I'm editor of Goat Journal and a contributor for Backyard Poultry Magazine and Countryside and Small Stock Journal. I'm the agricultural adviser for the nonprofit I Am Zambia, which teaches sustainable skills to women and girls in Africa. I'm a devoted wife and mother, large-scale gardener, president of the local homesteading club, and an author. I spend my free time eating lunch.
My homesteading story began 180 years ago, with pioneering ancestors who made drastic changes to preserve faith and values. With each generation the plot repeats: A diligent father works long hours to provide for his family. An innovative mother fills in the gaps while striving to uphold her faith and values. Children follow in their parents’ footsteps, returning to proven methods when modern times fall short on promises of a better life.

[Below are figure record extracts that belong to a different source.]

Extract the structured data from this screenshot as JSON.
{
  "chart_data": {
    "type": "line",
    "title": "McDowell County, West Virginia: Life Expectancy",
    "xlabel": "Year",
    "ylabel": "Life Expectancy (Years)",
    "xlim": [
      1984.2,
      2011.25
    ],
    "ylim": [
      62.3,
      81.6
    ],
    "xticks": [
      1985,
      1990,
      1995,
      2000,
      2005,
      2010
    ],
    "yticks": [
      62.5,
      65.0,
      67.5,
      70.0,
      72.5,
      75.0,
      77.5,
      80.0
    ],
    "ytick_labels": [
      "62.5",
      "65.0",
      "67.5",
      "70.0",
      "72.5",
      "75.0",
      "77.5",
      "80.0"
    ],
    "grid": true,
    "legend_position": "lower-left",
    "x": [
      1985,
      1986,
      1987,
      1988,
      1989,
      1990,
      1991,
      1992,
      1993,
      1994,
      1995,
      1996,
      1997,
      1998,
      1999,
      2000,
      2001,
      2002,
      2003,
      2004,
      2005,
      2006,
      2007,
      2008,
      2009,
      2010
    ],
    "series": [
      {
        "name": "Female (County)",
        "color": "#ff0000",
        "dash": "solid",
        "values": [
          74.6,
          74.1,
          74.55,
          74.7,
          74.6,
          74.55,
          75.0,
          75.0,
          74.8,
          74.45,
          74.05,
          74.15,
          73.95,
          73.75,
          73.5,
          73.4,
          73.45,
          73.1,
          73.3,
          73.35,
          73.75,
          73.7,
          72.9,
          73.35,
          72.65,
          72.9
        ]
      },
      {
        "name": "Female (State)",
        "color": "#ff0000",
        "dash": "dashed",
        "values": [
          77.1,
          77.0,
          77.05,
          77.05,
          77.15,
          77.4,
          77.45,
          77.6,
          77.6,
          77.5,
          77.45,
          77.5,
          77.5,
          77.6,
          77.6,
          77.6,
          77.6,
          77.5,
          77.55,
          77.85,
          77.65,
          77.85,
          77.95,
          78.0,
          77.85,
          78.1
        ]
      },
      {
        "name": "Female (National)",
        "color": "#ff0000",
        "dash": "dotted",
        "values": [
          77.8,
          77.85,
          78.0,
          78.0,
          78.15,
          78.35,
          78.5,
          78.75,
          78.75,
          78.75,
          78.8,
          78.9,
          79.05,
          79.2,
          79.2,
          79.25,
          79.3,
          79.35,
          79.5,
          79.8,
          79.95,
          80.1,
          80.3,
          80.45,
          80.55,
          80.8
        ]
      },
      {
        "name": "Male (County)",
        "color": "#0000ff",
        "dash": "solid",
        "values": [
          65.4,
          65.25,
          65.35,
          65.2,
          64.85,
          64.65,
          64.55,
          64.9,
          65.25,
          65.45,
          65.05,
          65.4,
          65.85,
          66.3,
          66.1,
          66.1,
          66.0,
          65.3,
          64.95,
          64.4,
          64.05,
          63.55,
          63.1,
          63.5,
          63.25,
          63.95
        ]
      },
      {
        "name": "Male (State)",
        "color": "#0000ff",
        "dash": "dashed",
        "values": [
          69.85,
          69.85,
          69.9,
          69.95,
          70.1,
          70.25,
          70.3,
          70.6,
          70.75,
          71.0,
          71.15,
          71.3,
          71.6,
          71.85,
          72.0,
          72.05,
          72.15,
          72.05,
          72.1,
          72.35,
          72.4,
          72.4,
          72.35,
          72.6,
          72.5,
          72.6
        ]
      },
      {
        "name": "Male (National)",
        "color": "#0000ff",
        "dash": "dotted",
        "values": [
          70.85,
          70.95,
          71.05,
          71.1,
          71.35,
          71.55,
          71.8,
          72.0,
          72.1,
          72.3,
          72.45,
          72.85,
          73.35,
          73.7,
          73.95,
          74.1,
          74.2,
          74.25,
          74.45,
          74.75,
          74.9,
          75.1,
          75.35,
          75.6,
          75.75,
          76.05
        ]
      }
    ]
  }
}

Now my husband and I live the lessons taught by our parents, working to support our family through conventional careers in addition to farming. We raise all our meat and eggs, rely on our gardens, and get through the winter with canning and food preservation. In the spring and summer we grow food; in the fall we preserve it; in the winter we make cheese and soap and chronicle the year’s experiences.

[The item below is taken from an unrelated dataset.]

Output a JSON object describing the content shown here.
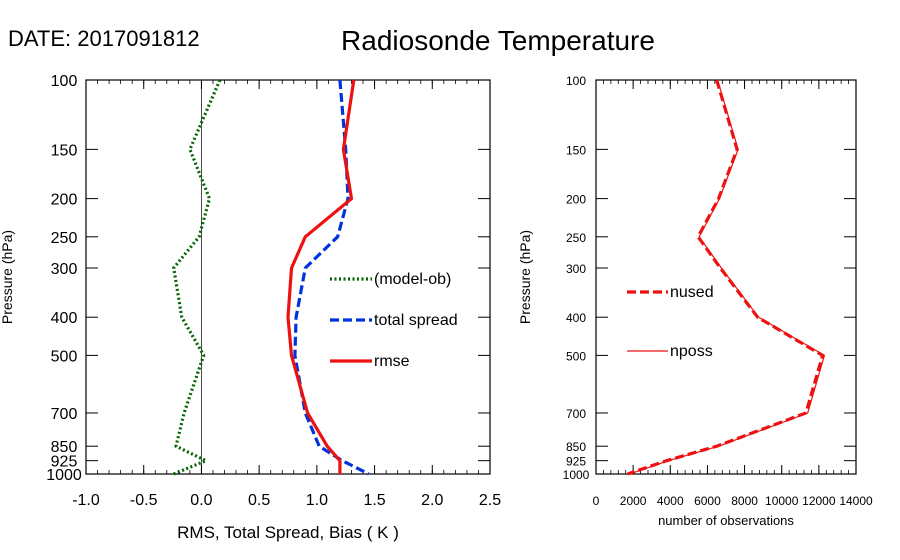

I began the Ames Family Farm blog on a whim, mostly to secure the name in case I took my talents further and started a greenhouse or an educational system. What came to fruition exceeded my own ambitions. Now I share my experiences through Ames Family Farm, Countryside Network, and the Countryside family of print magazines. I speak at conventions and work with school gardening projects, advocating sustainability and backyard chickens in urban settings. Mostly, I offer what I can as friends and acquaintances seek help with gardening or homesteading endeavors.
We recently moved from the city, onto 130 miles of rural Nevada desert, to partner with a nonprofit that helps small-scale homesteaders and teaches skills that are almost forgotten. We're excited to use this opportunity to help others within this country and to learn from the land so we can take the education back to Zambia. There's always more to learn; there's always a way to teach.
I believe homesteading is meant to save money rather than cost more. That gardening enhances health and joy as well as cutting costs, that canning and food preservation are keys to self-reliance when bad times hit. That everyone has the ability to homestead. Even if you live in a high-rise apartment and cannot keep chickens, you can make cheese or sew clothing. Even in a food desert you can budget and preserve food to protect your health and way of life.
May you find success in whichever homesteading endeavor you choose!